Having fled from Texas with an 0-3 record, the Red Sox need an opportunity to reset and get things moving in the right direction. Hopefully, Cleveland will provide that.
There are not many teams that entered the season in worse shape than Cleveland. The return of Carlos Santana is a boost, Shin-Soo Choo is the consummate underrated star, and another year means another chance that maybe, just maybe Grady Sizemore (currently still rehabbing) will return to his former glory. But that's about all there is to celebrate in Cleveland, which makes it all the more important that the Red Sox take advantage of the opportunity provided them.
Tomlin had a solid rookie season in 2011, putting up a 4.56 ERA in 12 starts for the Indians. He didn't face a lot of tough competition, but when he did face the Red Sox, performed well enough to hold them to four runs in seven innings en route to a 2-6 loss.
Beckett, on the other hand, is coming off a terrible, injury-filled season. After starting slow in spring, he managed to find his groove somewhat at the very end. The Sox are hoping for big things from their former ace, but with the bar set so low by the first three starters, they'll take five or six solid innings in a heartbeat.
Despite managing a lower ERA than Tomlin, Talbot's rookie season was rather less impressive than Tomlin's thanks to mediocre strikeout and walk rates. Boston took advantage of his weaknesses the last time they saw him, drawing four walks and scoring five runs (though only two were earned), chasing him after just four innings.
Daisuke Matsuzaka's situation is similar to Josh Beckett's, but with fewer expectations. Realistically, Sox fans should expect more of the same: occasional dominance, consistent inconsistency, and constant frustration. Against the Indians, though, and with some momentum off a strong finish to spring training, he stands a decent chance. Better than Talbot against the Red Sox, at least.
Thu., April 7, 12:05 EDT
Jon Lester vs. Fausto Carmona
Jon Lester had a bad start to the season, but at least it was better than Fausto Carmona's. Allowing 10 earned runs to the Chicago White Sox in just three innings, Carmona was one of the worst opening day starters, and it wasn't really a huge shock. A 3.77 ERA in 2010 wasn't really supported by his peripherals, though he did manage to bring his walks down from the atrocious rates he had showed in 2008 and 2009.
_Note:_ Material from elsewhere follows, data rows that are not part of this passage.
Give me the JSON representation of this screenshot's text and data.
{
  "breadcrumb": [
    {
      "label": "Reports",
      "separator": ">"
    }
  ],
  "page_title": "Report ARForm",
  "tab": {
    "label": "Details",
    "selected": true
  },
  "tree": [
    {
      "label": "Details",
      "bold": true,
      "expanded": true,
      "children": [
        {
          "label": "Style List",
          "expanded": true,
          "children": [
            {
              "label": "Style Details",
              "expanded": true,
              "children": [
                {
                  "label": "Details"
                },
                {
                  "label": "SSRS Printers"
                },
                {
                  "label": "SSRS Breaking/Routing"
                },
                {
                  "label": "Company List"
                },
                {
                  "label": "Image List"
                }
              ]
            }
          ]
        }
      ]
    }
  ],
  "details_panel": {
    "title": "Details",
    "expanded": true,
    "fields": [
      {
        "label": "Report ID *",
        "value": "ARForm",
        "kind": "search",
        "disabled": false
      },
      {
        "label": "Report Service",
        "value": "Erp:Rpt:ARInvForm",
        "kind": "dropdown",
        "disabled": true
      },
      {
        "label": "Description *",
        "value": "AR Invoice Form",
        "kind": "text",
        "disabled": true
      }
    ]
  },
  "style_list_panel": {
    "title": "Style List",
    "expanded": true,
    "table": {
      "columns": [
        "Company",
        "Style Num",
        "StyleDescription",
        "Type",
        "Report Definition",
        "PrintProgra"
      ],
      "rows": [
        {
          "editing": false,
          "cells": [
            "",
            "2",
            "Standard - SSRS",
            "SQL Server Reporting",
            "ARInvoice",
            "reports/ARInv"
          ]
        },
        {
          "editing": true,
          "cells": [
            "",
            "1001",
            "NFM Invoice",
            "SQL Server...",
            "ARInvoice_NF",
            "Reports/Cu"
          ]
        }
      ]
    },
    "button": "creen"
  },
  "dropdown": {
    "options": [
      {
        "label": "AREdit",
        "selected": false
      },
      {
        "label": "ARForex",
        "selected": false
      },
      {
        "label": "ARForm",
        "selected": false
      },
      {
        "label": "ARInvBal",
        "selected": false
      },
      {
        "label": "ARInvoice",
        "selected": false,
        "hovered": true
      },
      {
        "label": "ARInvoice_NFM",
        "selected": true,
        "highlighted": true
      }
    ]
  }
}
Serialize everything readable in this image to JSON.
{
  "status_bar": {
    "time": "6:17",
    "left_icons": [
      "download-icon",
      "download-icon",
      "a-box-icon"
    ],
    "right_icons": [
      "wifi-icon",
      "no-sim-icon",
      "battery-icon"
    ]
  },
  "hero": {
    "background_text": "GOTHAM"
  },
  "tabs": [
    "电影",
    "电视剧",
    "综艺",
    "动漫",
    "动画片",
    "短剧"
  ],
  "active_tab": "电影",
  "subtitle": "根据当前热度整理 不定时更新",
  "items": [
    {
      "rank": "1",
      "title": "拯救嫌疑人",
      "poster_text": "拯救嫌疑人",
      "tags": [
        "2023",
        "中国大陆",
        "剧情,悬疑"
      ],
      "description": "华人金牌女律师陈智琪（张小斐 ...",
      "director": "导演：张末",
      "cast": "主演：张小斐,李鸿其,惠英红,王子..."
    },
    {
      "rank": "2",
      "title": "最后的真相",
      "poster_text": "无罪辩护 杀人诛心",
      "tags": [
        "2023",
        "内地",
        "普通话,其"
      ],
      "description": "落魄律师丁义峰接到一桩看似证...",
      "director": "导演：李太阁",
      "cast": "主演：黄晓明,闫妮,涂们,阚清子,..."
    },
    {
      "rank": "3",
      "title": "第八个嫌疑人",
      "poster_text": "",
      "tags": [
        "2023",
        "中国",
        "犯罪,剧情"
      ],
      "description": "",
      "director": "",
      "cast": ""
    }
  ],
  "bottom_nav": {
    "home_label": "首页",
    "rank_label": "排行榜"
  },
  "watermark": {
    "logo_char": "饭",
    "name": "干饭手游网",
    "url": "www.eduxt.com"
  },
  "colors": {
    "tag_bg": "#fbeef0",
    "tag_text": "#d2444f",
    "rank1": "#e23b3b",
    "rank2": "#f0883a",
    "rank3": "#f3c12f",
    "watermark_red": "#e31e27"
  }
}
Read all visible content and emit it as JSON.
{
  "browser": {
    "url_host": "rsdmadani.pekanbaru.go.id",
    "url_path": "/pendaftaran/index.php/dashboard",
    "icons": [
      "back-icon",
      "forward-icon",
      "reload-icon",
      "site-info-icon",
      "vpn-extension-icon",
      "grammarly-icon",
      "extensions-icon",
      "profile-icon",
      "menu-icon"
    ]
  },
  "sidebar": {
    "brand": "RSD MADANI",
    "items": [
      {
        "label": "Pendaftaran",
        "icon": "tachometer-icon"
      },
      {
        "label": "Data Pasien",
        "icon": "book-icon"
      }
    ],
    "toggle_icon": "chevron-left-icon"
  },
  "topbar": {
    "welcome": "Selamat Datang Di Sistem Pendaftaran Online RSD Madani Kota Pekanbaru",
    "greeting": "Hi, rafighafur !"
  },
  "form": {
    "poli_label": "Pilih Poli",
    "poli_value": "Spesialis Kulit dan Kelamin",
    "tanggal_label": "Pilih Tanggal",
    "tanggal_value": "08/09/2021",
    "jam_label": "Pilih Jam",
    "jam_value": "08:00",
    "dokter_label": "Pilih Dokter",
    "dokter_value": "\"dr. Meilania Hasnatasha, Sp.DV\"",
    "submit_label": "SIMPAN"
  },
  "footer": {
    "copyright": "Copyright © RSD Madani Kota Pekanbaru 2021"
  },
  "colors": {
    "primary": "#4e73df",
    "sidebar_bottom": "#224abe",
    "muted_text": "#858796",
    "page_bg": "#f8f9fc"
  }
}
Lester's poor start wasn't shocking for a different reason. His early-season struggles are well-documented, after all. If he can shake the bad mojo from Opening Day, then Lester should fare just fine against the Indians. If not? Sox fans could be in for another stressful ride.
All-together, though, the Red Sox to nobody's great surprise match up rather better with the Indians than they did the Rangers. They'll get to face three righties, none of them particularly impressive, and shouldn't have the same crazy homer problems they found in Arlington. It's as good an opportunity as they could ask for to get right back into things.